A prévia da inflação oficial de junho ficou em 0,41%, indicando perda de fôlego pelo segundo mês consecutivo. Em abril, o IPCA-15 havia registrado 0,89% e, em maio, 0,62%.
No acumulado de 12 meses, o índice atingiu 4,8%, acima dos 4,64% registrados até maio. Os dados foram divulgados nesta quinta-feira (25) pelo Instituto Brasileiro de Geografia e Estatística (IBGE).
O IPCA-15 é considerado uma prévia da inflação oficial (IPCA) e segue a mesma lógica de medição, com diferença apenas no período de coleta e na cobertura geográfica.
Em junho, a alta de preços foi puxada principalmente por dois grupos: alimentação e bebidas e habitação, que responderam por cerca de dois terços do resultado geral.
Comportamento dos grupos e impacto em pontos percentuais (p.p.) no IPCA-15 de junho: – Alimentação e bebidas: 0,74% (0,16 p.p.) – Habitação: 0,72% (0,11 p.p.) – Artigos de residência: 0,36% (0,01 p.p.) – Vestuário: 0,45% (0,02 p.p.) – Transportes: -0,03% (-0,01 p.p.) – Saúde e cuidados pessoais: 0,47% (0,06 p.p.) – Despesas pessoais: 0,34% (0,04 p.p.) – Educação: -0,02% (0,00 p.p.) – Comunicação: 0,34% (0,02 p.p.)
Alimentação em casa sobe menos
Dentro do grupo alimentação e bebidas, a alimentação no domicílio subiu 0,87%, bem abaixo da alta de 1,73% registrada em maio.
Os itens com maiores aumentos foram batata-inglesa (29,42%), tomate (17,27%), feijão-carioca (14,29%) e cebola (9,54%).
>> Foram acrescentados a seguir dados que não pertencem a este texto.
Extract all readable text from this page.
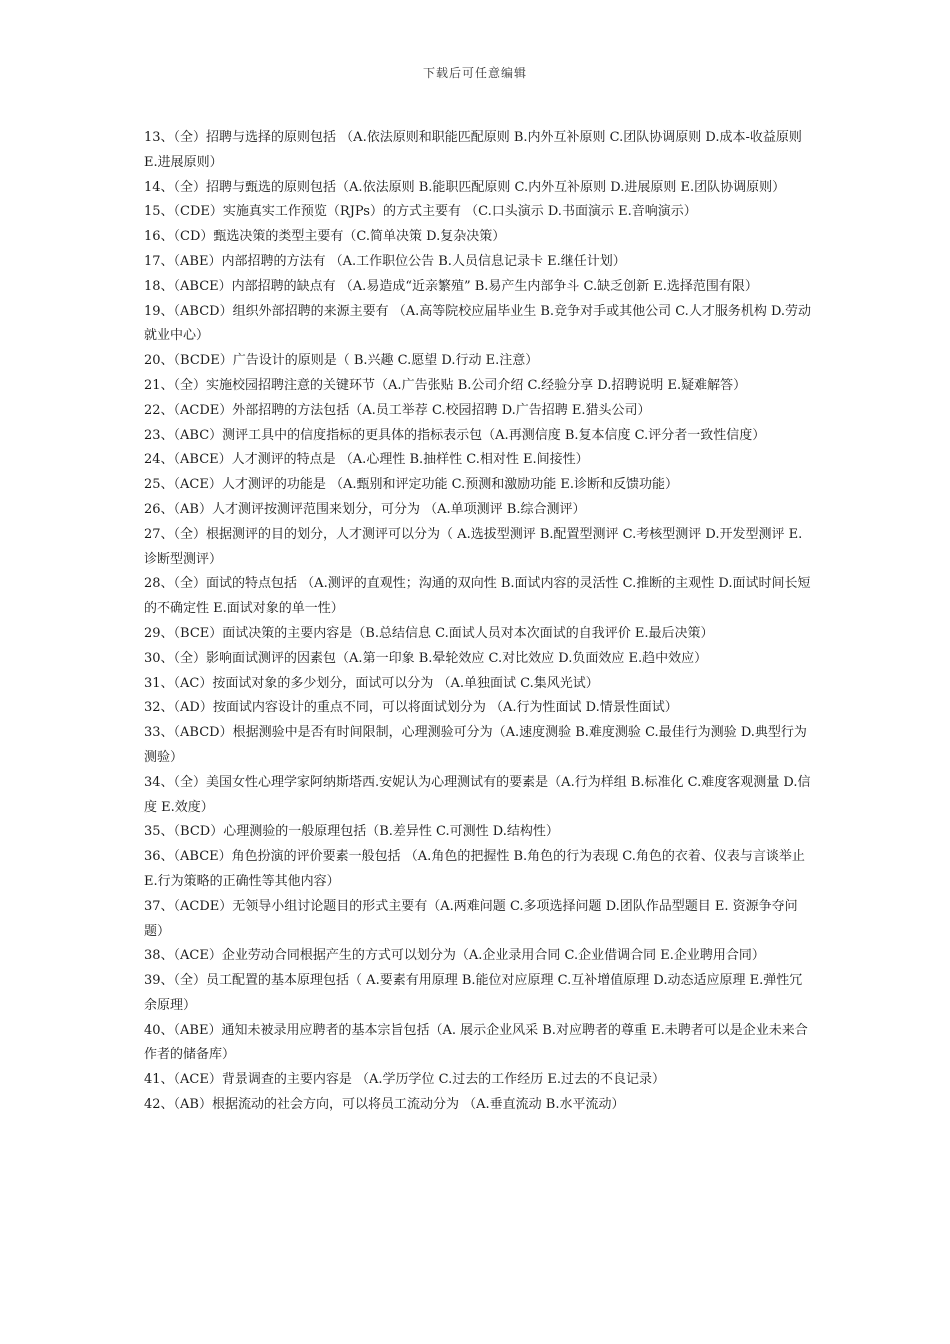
下载后可任意编辑

13、（全）招聘与选择的原则包括 （A.依法原则和职能匹配原则 B.内外互补原则 C.团队协调原则 D.成本-收益原则 E.进展原则）

14、（全）招聘与甄选的原则包括（A.依法原则 B.能职匹配原则 C.内外互补原则 D.进展原则 E.团队协调原则）

15、（CDE）实施真实工作预览（RJPs）的方式主要有 （C.口头演示 D.书面演示 E.音响演示）

16、（CD）甄选决策的类型主要有（C.简单决策 D.复杂决策）

17、（ABE）内部招聘的方法有 （A.工作职位公告 B.人员信息记录卡 E.继任计划）

18、（ABCE）内部招聘的缺点有 （A.易造成“近亲繁殖” B.易产生内部争斗 C.缺乏创新 E.选择范围有限）

19、（ABCD）组织外部招聘的来源主要有 （A.高等院校应届毕业生 B.竞争对手或其他公司 C.人才服务机构 D.劳动就业中心）

20、（BCDE）广告设计的原则是（ B.兴趣 C.愿望 D.行动 E.注意）

21、（全）实施校园招聘注意的关键环节（A.广告张贴 B.公司介绍 C.经验分享 D.招聘说明 E.疑难解答）

22、（ACDE）外部招聘的方法包括（A.员工举荐 C.校园招聘 D.广告招聘 E.猎头公司）

23、（ABC）测评工具中的信度指标的更具体的指标表示包（A.再测信度 B.复本信度 C.评分者一致性信度）

24、（ABCE）人才测评的特点是 （A.心理性 B.抽样性 C.相对性 E.间接性）

25、（ACE）人才测评的功能是 （A.甄别和评定功能 C.预测和激励功能 E.诊断和反馈功能）

26、（AB）人才测评按测评范围来划分，可分为 （A.单项测评 B.综合测评）

27、（全）根据测评的目的划分，人才测评可以分为（ A.选拔型测评 B.配置型测评 C.考核型测评 D.开发型测评 E.诊断型测评）

28、（全）面试的特点包括 （A.测评的直观性；沟通的双向性 B.面试内容的灵活性 C.推断的主观性 D.面试时间长短的不确定性 E.面试对象的单一性）

29、（BCE）面试决策的主要内容是（B.总结信息 C.面试人员对本次面试的自我评价 E.最后决策）

30、（全）影响面试测评的因素包（A.第一印象 B.晕轮效应 C.对比效应 D.负面效应 E.趋中效应）

31、（AC）按面试对象的多少划分，面试可以分为 （A.单独面试 C.集风光试）

32、（AD）按面试内容设计的重点不同，可以将面试划分为 （A.行为性面试 D.情景性面试）

33、（ABCD）根据测验中是否有时间限制，心理测验可分为（A.速度测验 B.难度测验 C.最佳行为测验 D.典型行为测验）

34、（全）美国女性心理学家阿纳斯塔西.安妮认为心理测试有的要素是（A.行为样组 B.标准化 C.难度客观测量 D.信度 E.效度）

35、（BCD）心理测验的一般原理包括（B.差异性 C.可测性 D.结构性）

36、（ABCE）角色扮演的评价要素一般包括 （A.角色的把握性 B.角色的行为表现 C.角色的衣着、仪表与言谈举止 E.行为策略的正确性等其他内容）

37、（ACDE）无领导小组讨论题目的形式主要有（A.两难问题 C.多项选择问题 D.团队作品型题目 E. 资源争夺问题）

38、（ACE）企业劳动合同根据产生的方式可以划分为（A.企业录用合同 C.企业借调合同 E.企业聘用合同）

39、（全）员工配置的基本原理包括（ A.要素有用原理 B.能位对应原理 C.互补增值原理 D.动态适应原理 E.弹性冗余原理）

40、（ABE）通知未被录用应聘者的基本宗旨包括（A. 展示企业风采 B.对应聘者的尊重 E.未聘者可以是企业未来合作者的储备库）

41、（ACE）背景调查的主要内容是 （A.学历学位 C.过去的工作经历 E.过去的不良记录）

42、（AB）根据流动的社会方向，可以将员工流动分为 （A.垂直流动 B.水平流动）
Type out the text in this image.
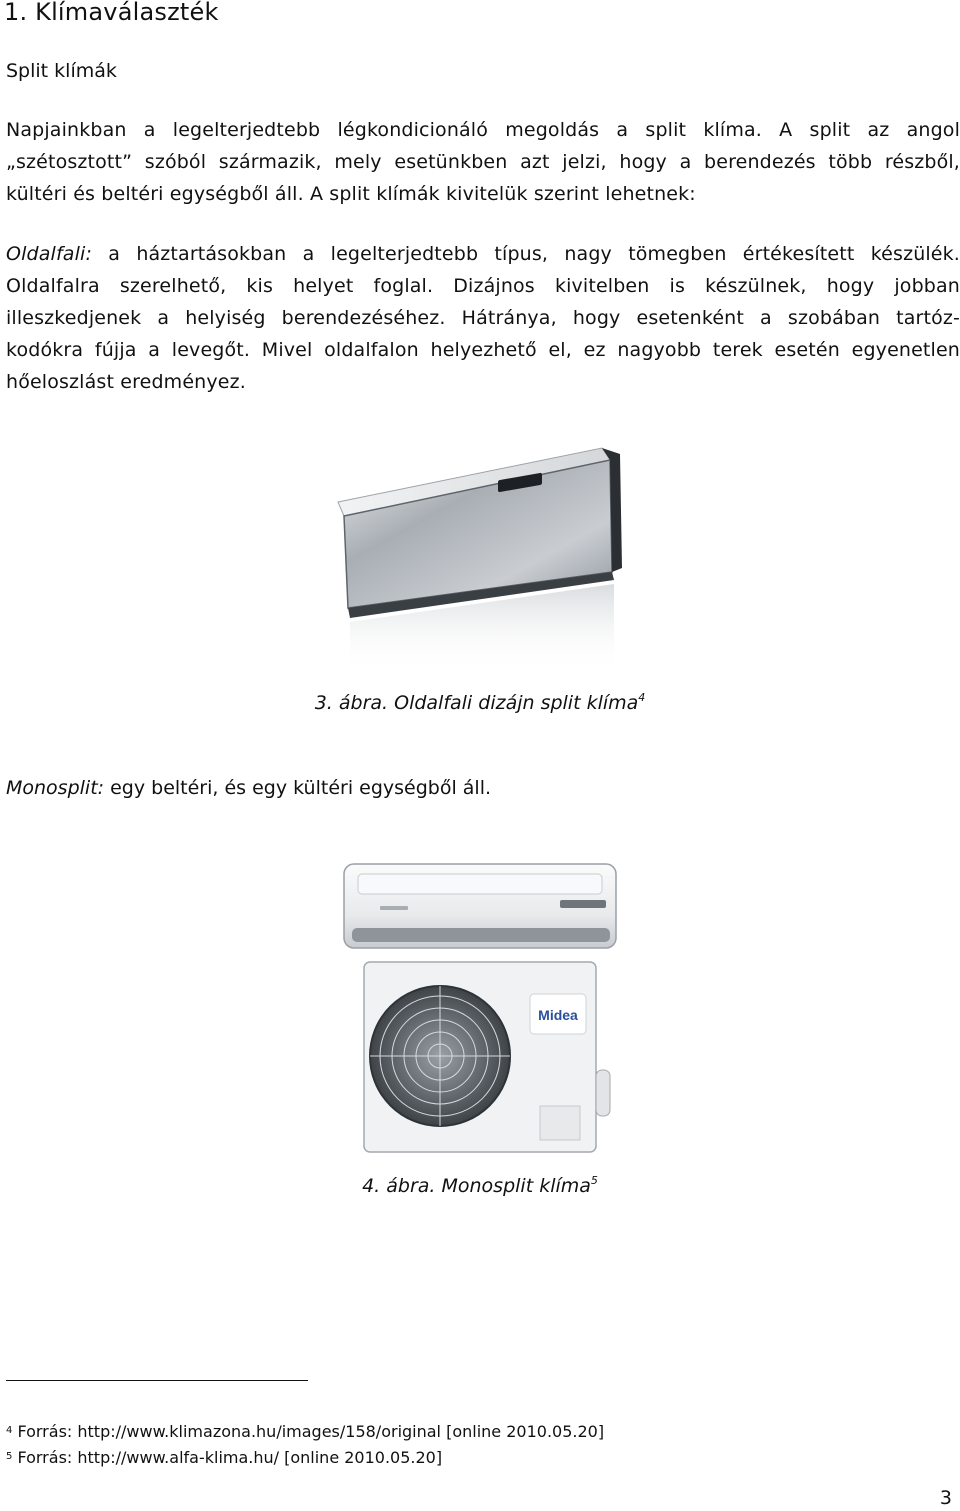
1. Klímaválaszték
Split klímák
Napjainkban a legelterjedtebb légkondicionáló megoldás a split klíma. A split az angol
„szétosztott” szóból származik, mely esetünkben azt jelzi, hogy a berendezés több részből,
kültéri és beltéri egységből áll. A split klímák kivitelük szerint lehetnek:
Oldalfali: a háztartásokban a legelterjedtebb típus, nagy tömegben értékesített készülék.
Oldalfalra szerelhető, kis helyet foglal. Dizájnos kivitelben is készülnek, hogy jobban
illeszkedjenek a helyiség berendezéséhez. Hátránya, hogy esetenként a szobában tartóz-
kodókra fújja a levegőt. Mivel oldalfalon helyezhető el, ez nagyobb terek esetén egyenetlen
hőeloszlást eredményez.
3. ábra. Oldalfali dizájn split klíma$^4$
Monosplit: egy beltéri, és egy kültéri egységből áll.
Midea
4. ábra. Monosplit klíma$^5$
$^4$ Forrás: http://www.klimazona.hu/images/158/original [online 2010.05.20]
$^5$ Forrás: http://www.alfa-klima.hu/ [online 2010.05.20]
3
No acumulado do semestre, alguns alimentos mais que dobraram de preço: tomate (103,84%), cenoura (103,10%) e batata-inglesa (100,20%). São produtos fortemente influenciados por condições climáticas, o que explica a volatilidade.
Bandeira amarela pesa na conta de luz
No grupo habitação, o maior impacto veio da energia elétrica residencial, que subiu 2,04%. Entre os 377 produtos e serviços pesquisados, a conta de luz foi o item com maior contribuição individual para a alta do índice (0,08 p.p.).
Segundo o IBGE, a principal explicação é a adoção da bandeira tarifária amarela, que acrescenta R$ 1,885 a cada 100 kWh consumidos.
As bandeiras tarifárias são definidas mês a mês pela Agência Nacional de Energia Elétrica (Aneel). A previsão de chuvas abaixo da média e o aumento esperado no consumo levaram à cobrança extra. Com menos chuva e temperaturas mais altas, sobe o custo de operação das hidrelétricas, exigindo uso maior de termelétricas, que geram energia mais cara.
Também pesaram na conta de luz os reajustes tarifários em Belo Horizonte, Recife, Fortaleza e Salvador. Embora regionais, esses aumentos entram no cálculo nacional do IPCA-15 e ajudam a pressionar o índice.
No grupo transportes, as passagens aéreas aumentaram 7,24%, com impacto de 0,05 p.p. no índice. Na direção oposta, os combustíveis recuaram 1,22%, retirando 0,08 p.p. da inflação.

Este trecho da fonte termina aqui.